Susan observaba el rostro de Alex. Estaba absorto en su relato, pero mientras tanto las manos seguían jugando con la bolsa de plástico, y Susan sabía que en cualquier momento se la pasaría por la cabeza. Pensó en gritar, pero ¿quién la oiría? Sus posibilidades de escapar eran nulas, y estaba a solas con él en lo que parecía un edificio vacío. Aquella noche, hasta Nedda se había ido a casa más temprano que de costumbre.
—Mi padre fue lo bastante listo para hacer que Gerie firmara un acuerdo prenupcial, pero ella me odiaba tanto que se dedicó a persuadirlo para que creara la fundación en lugar de dejarme a mí su dinero.

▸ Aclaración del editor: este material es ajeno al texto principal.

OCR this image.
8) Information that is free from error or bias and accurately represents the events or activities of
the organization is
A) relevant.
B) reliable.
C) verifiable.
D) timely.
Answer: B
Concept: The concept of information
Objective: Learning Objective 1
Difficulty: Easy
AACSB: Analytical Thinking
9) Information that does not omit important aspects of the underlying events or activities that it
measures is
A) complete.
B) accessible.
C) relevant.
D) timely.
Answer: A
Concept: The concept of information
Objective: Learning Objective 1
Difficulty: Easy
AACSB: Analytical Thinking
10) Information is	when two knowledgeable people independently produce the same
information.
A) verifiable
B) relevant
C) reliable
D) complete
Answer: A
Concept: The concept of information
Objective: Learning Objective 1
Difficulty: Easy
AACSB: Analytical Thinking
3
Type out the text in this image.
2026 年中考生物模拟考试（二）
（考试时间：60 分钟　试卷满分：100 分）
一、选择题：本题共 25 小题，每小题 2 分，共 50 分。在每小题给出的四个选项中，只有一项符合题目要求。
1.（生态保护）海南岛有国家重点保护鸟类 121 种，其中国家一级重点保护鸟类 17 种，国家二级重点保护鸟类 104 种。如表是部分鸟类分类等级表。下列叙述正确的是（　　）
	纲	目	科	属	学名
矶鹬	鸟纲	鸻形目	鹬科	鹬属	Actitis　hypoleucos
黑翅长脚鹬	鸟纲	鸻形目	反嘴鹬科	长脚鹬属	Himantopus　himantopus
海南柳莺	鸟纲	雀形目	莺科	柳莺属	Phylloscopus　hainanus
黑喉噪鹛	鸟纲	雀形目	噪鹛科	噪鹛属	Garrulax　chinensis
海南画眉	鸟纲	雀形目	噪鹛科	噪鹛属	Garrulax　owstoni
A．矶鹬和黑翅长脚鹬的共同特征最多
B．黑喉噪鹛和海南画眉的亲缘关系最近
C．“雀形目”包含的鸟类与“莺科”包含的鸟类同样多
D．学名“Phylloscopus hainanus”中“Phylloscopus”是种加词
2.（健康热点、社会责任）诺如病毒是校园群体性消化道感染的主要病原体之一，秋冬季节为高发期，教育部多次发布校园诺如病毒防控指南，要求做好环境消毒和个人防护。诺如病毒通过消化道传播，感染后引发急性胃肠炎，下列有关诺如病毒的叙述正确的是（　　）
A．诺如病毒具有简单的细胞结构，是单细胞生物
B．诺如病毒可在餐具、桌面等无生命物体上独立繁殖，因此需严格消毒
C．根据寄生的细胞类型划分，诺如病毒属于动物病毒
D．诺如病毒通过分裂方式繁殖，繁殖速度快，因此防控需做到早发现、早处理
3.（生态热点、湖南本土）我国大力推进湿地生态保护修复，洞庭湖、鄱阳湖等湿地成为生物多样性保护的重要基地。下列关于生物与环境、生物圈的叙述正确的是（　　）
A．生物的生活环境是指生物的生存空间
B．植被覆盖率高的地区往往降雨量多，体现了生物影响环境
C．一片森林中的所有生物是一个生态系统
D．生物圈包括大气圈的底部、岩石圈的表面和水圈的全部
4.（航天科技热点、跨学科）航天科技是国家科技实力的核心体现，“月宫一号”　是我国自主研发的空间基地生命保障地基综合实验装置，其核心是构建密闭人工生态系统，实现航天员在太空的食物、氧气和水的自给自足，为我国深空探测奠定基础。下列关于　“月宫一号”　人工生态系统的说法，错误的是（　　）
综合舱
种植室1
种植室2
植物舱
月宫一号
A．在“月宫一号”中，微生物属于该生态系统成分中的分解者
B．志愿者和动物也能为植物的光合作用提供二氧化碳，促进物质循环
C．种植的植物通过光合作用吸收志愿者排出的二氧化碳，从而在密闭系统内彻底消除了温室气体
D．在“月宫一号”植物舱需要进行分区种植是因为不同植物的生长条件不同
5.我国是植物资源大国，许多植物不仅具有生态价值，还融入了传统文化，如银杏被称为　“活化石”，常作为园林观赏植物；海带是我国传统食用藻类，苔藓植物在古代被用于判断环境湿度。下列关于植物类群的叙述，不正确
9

Lo convenció de que así inmortalizarían sus nombres. Al principio se resistió, pero con el tiempo claudicó. El último elemento de persuasión fue fruto de un descuido por mi parte: Gerie encontró y entregó a mi padre una lista más bien infantil de las cosas que quería comprar en cuanto tuviera acceso al dinero. La odié por aquello y me juré a mí mismo que me las pagaría. Pero entonces murió, poco después que mi padre, y nunca tuve ocasión de vengarme. ¿Puedes imaginarte la frustración? ¿Odiarla con semejante pasión y que me privara de la satisfacción de matarla?
Susan le estudió el rostro mientras se arrodillaba sobre ella con la mirada perdida. Está completamente loco, pensó. ¡Está loco y me va a matar como a las demás!